Elezioni Comunità Madrid 2021/ Diretta e risultati: Diaz Ayuso avanti, asse Pp-Vox?

Urne aperte in Spagna per le Elezioni Amministrative nella Comunità di Madrid, la terza per grandezza dopo Catalogna e Andalusia: oggi 4 maggio si rinnova il parlamento regionale della Capitale spagnola dopo una campagna elettorale a dir poco incendiaria. Tra lockdown, scontri efferati tra i candidati, leggi “etiche” e crisi economica, le Elezioni a Madrid si preparano ad un test importante per il futuro della Spagna tra “centrodestra e “sanchismo” (ovvero il Premier Psoe Pedro Sanchez). Lunghe file fin dal mattino per le vie di Madrid, con distanziamenti e regole anti-Covid rigidissime applicate in tutti i seggi per poter permettere il voto regionale: i risultati dovrebbero arrivare nella giornata di domani, con la diretta e gli exit poll disponibili già da questa sera dai 1084 seggi coinvolti nelle Elezioni Amministrative.

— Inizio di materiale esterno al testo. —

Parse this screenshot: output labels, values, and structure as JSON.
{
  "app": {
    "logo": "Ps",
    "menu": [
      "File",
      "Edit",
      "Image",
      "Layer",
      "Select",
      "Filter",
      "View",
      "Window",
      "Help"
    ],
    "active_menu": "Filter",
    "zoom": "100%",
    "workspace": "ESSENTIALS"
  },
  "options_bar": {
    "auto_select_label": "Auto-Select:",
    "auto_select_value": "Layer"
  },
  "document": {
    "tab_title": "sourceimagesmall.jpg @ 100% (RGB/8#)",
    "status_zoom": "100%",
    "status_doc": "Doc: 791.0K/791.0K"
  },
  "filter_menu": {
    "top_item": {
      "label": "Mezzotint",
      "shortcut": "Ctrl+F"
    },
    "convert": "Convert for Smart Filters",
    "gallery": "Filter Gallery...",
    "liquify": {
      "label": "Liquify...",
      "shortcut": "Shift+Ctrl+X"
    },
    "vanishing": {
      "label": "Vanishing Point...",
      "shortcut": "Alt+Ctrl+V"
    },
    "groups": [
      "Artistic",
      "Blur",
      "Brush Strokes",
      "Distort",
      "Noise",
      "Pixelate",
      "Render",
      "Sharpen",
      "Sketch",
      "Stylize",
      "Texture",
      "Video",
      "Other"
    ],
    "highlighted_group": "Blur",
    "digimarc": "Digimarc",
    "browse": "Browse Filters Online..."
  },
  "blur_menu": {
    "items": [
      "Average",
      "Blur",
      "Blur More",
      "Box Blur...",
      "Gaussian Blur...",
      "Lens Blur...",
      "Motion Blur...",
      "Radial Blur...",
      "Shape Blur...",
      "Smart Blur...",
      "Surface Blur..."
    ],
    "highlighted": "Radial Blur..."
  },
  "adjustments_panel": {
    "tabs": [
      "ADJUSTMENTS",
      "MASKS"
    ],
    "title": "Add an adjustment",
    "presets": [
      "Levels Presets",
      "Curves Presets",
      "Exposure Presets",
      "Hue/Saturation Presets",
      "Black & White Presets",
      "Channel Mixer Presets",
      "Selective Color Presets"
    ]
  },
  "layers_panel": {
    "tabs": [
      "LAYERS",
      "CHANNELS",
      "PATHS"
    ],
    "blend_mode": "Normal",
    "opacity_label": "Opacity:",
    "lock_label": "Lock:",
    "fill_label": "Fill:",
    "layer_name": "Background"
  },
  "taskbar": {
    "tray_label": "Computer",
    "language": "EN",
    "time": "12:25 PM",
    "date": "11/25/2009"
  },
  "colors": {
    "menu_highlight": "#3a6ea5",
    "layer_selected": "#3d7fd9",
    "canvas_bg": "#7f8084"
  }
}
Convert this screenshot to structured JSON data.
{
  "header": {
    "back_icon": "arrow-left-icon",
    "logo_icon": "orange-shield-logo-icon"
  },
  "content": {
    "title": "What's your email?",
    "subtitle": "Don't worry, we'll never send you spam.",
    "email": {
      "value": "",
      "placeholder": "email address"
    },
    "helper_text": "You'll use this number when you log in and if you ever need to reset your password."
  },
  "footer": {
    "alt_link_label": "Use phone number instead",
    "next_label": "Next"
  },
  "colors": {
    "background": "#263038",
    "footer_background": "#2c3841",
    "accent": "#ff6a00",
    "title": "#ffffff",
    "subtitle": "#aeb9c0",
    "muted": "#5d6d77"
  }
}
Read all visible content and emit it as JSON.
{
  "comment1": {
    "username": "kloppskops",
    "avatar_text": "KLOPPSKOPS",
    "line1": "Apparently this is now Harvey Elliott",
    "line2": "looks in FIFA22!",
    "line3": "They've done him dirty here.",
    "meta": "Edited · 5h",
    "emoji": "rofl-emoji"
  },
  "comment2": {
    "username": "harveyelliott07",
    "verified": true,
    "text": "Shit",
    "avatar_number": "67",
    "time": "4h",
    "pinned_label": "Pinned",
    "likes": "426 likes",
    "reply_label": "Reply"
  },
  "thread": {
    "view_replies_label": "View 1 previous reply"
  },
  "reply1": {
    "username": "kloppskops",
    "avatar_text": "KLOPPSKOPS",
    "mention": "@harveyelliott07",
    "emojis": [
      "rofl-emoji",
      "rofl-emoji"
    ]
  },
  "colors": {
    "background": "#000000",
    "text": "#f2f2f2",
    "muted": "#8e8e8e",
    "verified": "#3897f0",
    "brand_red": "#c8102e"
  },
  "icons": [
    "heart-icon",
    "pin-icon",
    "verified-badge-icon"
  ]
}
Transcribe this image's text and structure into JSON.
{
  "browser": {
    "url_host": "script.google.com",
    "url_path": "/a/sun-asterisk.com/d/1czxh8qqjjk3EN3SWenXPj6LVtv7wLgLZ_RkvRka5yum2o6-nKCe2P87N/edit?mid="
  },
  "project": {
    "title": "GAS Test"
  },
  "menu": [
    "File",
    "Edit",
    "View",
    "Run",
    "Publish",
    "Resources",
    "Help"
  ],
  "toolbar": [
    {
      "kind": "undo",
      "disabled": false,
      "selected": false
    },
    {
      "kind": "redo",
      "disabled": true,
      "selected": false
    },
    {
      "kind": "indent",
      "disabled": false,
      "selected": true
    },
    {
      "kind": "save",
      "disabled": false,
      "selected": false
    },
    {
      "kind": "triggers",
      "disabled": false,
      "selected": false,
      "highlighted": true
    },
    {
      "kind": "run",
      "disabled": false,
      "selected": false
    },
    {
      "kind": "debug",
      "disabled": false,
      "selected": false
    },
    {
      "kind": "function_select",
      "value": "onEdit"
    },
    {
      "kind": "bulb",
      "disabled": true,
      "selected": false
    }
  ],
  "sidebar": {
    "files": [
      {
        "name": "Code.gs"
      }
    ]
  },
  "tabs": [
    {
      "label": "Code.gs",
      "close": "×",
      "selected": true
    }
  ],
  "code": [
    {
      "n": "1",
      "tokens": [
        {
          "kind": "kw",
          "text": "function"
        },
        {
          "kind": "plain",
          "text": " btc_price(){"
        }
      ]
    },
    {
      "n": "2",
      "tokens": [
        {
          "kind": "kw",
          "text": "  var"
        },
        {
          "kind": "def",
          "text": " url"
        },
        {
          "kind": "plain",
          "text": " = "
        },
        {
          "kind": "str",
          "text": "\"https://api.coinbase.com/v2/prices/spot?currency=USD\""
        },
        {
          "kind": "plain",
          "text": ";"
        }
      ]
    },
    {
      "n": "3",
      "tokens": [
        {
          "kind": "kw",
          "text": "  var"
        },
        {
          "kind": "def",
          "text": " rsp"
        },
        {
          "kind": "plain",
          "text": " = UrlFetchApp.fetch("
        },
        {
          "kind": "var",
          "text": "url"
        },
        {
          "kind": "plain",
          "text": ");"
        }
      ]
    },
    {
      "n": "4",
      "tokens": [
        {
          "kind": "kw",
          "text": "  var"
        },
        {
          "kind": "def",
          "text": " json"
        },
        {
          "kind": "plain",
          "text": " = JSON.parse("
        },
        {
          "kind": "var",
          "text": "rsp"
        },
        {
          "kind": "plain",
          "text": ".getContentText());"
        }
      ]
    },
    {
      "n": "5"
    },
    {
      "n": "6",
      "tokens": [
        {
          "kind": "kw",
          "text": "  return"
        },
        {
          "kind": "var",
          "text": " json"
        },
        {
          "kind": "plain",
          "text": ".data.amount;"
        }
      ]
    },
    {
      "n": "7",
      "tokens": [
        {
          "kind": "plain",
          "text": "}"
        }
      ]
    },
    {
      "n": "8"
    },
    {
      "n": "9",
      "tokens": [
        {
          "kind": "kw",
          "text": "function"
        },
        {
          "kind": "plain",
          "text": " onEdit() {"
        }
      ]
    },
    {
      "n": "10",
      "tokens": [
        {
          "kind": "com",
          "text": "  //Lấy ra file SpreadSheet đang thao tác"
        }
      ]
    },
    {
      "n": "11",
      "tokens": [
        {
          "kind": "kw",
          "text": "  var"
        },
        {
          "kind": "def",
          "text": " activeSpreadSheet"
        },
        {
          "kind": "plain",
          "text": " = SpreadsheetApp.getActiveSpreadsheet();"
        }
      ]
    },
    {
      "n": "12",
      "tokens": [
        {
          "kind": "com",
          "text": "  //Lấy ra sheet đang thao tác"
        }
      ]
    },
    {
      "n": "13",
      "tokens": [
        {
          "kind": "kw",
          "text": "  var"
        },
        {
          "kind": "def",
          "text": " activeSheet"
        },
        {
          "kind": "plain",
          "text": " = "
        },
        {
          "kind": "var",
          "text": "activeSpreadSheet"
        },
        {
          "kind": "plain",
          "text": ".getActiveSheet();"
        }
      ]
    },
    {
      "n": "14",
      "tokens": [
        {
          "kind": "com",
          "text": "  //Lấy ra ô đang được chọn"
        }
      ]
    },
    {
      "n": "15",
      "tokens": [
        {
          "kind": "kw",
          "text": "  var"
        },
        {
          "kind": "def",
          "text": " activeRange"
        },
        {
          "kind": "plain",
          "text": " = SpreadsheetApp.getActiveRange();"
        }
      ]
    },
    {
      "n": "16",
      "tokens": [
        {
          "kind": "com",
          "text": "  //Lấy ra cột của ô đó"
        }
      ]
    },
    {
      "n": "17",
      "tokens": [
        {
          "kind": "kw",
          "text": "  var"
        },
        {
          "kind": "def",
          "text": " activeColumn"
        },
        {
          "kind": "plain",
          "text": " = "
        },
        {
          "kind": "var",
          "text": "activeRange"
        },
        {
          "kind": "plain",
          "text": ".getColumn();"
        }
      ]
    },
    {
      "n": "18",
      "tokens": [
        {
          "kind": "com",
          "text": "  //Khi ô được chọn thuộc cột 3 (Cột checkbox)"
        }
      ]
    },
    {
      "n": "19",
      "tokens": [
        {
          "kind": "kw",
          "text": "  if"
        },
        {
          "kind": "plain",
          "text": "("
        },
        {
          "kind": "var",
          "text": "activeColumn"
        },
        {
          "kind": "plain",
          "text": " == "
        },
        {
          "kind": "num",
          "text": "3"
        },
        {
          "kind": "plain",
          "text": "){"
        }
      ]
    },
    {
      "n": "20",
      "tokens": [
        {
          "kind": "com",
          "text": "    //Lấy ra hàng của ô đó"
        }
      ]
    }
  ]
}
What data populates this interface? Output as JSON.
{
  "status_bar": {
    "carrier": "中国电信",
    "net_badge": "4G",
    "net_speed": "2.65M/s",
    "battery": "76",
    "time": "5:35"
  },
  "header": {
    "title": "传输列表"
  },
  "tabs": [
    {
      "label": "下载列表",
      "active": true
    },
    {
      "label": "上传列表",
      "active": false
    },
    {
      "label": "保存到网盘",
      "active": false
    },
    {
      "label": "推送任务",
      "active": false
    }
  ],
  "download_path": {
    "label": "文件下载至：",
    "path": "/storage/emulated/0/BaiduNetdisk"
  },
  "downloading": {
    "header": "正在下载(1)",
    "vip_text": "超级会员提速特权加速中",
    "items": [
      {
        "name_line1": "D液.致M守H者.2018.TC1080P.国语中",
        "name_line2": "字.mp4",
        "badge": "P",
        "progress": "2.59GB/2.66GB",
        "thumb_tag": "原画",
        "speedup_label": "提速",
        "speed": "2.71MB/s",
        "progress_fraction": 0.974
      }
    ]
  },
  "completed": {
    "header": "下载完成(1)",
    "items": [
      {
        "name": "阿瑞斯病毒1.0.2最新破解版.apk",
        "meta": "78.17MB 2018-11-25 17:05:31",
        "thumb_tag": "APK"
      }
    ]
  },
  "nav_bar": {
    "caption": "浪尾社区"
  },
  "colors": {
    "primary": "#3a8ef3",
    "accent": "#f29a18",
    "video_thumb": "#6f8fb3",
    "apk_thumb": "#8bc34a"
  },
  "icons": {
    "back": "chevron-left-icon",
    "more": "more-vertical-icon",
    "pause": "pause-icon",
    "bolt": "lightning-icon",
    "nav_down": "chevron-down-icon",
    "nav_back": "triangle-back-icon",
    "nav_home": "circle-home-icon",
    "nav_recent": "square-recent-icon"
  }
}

Grande favorita dai sondaggi la “stella” del centrodestra spagnolo, Isabel Diaz Ayuso, presidente uscente con un seguito elettorale cresciuto a dismisura nell’ultimo anno. Ma il voto potrebbe confermare anche la necessità di un accordo con Vox per i Popolari, rilanciando l’asse di Centro-destra contro l’avanzata delle sinistre Psoe-Podemos anche per il futuro della Spagna. I 136 membri della Asamblea de Madrid sono eletti attraverso liste bloccate – senza preferenze – attraverso un sistema proporzionale definito dal metodo D’Hondt: «al riparto dei seggi accedono però solo i partiti che superano una soglia di sbaramento pari al 5% della somma di voti validi e schede bianche», spiega il focus di YouTrend. Nella prima seduta del nuovo Parlamento viene eletto tra i suoi membri il Presidente della Comunità: richiesta la maggioranza assoluta (69 Sì) ma, in caso di mancato raggiungimento, è prevista una seconda votazione in cui è sufficiente la maggioranza semplice (più Sì che No).

ELEZIONI MADRID, CANDIDATI E SONDAGGI

Prima di addentrarci nei sondaggi per le Elezioni Regionali di Madrid, diamo un’occhiata ai candidati dei principali partiti in competizione con principali appelli al voto:

Partito Popolare, Isabel Diaz Ayuso: «Perché il voto unico del Partito popolare è l’unico vaccino efficace contro il Sanchismo contro questo radicalismo, contro la rovina, contro gli scontri in strada».

Vox, Rocio Monasterio: «o comunismo o libertà […] Saremo decisivi per la formazione del Governo»

Unidas Podemos, Pablo Iglesias: «democrazia o fascismo […] Grazie al voto dei lavoratori avremo un governo decente».

PSOE, Angel Gabilondo: «Governare seriamente. Non si tratta solo di Madrid, ma della democrazia»

Mas Madrid, Monica Garcia: «governo per Madrid con ciò che conta davvero. Andiamo a trasformare gli applausi in voti. Ogni voto è entusiasmo e speranza»

Ciudadanos, Edmundo Bal: «Antidoto al populismo, un servitore dello Stato che non sopporta l’ingiustizia, le menzogne e le pressioni della politica nei confronti dei funzionari pubblici».

I Popolari già hanno fatto sapere che in caso di non maggioranza assoluta l’accordo con Vox può essere effettuato senza problemi, «a condizione di non fare mai un patto con l’estrema sinistra», ha chiarito la giovane Diaz Ayuso. Gli ultimi sondaggi dati da El Pais nelle prime ore del voto vedono la candidata dei Popolari in netto vantaggio e con la quasi certa vittoria finale: PP 40,9%, PSOE al 21,2% (calo rispetto al 27% delle elezioni nel 2015), gli ecologisti di Mas Madrid (16,3%), Vox al 9,4%, Podemos al 7,3% e Ciudadanos al 3,8%.